I08 fMRI shows an distributed extrastriatal network of altered neural activation in premanifest Huntington's disease gene carriers
- 1Wellcome Trust Centre for Neuroimaging, UCL Institute of Neurology, London, UK
- 2The National Hospital for Neurology and Neurosurgery, London, UK
- 3Dementia Research Centre, UCL Institute of Neurology, London, UK
- 4Centre Hospitalier Universitaire Vaudois, Lausanne, Switzerland
- 5Department of Neurodegenerative Disease, UCL Institute of Neurology, London, UK
Background Striatal atrophy is seen in preHD; neural dysfunction can be detected with functional MRI (fMRI) prior to this. Identification of negative emotional facial expressions is impaired in premanifest and manifest HD. We wished to assess extrastriatal neural function in preHD and hypothesised that an fMRI emotion recognition paradigm would elicit this.
Aims To assess neural function in preHDs during an emotion recognition paradigm; to elicit extrastriatal neural dysfunction and establish the mechanism of impaired emotion recognition.
Methods 14 preHDs and 16 matched controls were tested. Subjects viewed pictures of modified Ekman faces and carried out a task of classifying each face by gender while undergoing fMRI. This tested implicit recognition of facial expressions. Structural images were also acquired and analysed with VBM. The Ekman 60 test was performed outside the scanner to assess explicit emotion recognition accuracy. Probability of disease onset in 5 years (PDO) was estimated from CAG repeat length and age.
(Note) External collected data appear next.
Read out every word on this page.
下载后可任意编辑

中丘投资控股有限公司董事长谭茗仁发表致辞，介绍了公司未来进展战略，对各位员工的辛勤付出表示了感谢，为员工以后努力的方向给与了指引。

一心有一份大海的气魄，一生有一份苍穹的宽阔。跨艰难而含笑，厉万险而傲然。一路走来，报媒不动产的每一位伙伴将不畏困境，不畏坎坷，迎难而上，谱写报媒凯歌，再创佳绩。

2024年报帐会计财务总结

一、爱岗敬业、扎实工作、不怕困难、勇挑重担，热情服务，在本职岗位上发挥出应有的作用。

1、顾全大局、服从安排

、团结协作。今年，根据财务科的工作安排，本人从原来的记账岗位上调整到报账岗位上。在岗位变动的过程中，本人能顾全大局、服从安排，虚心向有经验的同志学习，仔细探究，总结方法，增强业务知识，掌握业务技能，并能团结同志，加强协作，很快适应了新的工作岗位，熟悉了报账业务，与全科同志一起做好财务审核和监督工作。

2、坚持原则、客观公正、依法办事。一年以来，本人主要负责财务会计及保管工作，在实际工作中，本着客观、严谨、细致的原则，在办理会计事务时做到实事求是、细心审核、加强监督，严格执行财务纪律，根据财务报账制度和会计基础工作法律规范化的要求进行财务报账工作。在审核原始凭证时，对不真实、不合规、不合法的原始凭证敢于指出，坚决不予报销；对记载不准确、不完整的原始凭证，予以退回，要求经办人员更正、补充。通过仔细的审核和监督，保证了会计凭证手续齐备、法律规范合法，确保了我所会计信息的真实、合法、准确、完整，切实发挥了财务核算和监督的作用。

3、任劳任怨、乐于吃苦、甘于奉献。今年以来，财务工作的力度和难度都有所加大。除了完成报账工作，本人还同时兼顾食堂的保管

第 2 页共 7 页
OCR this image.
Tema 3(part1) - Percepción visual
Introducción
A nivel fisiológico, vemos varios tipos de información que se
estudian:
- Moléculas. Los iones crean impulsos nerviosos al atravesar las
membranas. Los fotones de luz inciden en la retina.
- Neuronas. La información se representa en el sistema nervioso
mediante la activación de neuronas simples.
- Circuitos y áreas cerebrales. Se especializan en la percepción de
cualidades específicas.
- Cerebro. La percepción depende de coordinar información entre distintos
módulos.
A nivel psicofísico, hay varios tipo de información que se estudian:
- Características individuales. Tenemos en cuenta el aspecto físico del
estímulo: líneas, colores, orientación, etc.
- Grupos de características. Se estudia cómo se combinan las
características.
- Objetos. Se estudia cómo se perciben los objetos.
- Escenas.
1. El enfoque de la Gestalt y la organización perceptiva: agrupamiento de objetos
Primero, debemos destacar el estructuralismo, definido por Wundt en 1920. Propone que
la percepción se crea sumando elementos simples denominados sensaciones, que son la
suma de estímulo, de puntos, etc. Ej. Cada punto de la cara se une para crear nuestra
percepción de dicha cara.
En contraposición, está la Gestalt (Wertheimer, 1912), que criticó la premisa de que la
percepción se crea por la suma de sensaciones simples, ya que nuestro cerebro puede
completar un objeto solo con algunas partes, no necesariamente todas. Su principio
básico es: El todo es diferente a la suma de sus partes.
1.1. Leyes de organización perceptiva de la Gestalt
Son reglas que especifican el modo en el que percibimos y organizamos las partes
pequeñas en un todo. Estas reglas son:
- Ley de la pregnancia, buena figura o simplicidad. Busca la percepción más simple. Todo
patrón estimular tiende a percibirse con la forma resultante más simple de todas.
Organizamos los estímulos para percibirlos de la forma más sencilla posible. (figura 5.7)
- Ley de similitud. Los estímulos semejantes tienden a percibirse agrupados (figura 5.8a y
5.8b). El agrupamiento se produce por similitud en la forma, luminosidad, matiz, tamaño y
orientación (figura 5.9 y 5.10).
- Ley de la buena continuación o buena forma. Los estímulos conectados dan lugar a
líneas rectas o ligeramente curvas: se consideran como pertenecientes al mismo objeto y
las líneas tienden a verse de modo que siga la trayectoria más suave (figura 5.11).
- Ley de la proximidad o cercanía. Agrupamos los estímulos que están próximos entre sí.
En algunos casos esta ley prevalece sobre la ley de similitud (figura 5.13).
Results VBM revealed bilateral striatal volume loss only in the preHDs. FMRI analyses showed extensive altered extrastriatal activation in the preHDs for disgusted but not angry or happy faces. When the preHDs were analysed alone, significant negative correlations were found between neural activation (BOLD) and PDO. When the preHD and control group activations were compared including disgust recognition accuracy score as a regressor of interest in the model, BOLD response in regions including the insulae and superior temporal gyri correlated with accuracy score in preHDs more than controls. When the effect of emotion recognition accuracy was controlled for (regressed out of the analysis), preHDs showed reduced activation in a network including the praecuneus bilaterally and the right postcentral gyrus: preHDs have a reduced ‘baseline’ level of activation for emotion recognition in this network.
Conclusions A distributed extrastriatal network of neural dysfunction was elicited with emotion stimuli and was associated with impaired emotion recognition. This may have implications for the development of therapeutic drugs. The network was associated with premanifest disease progression, measured by PDO, suggesting that fMRI may have use as a biomarker of premanifest disease progression.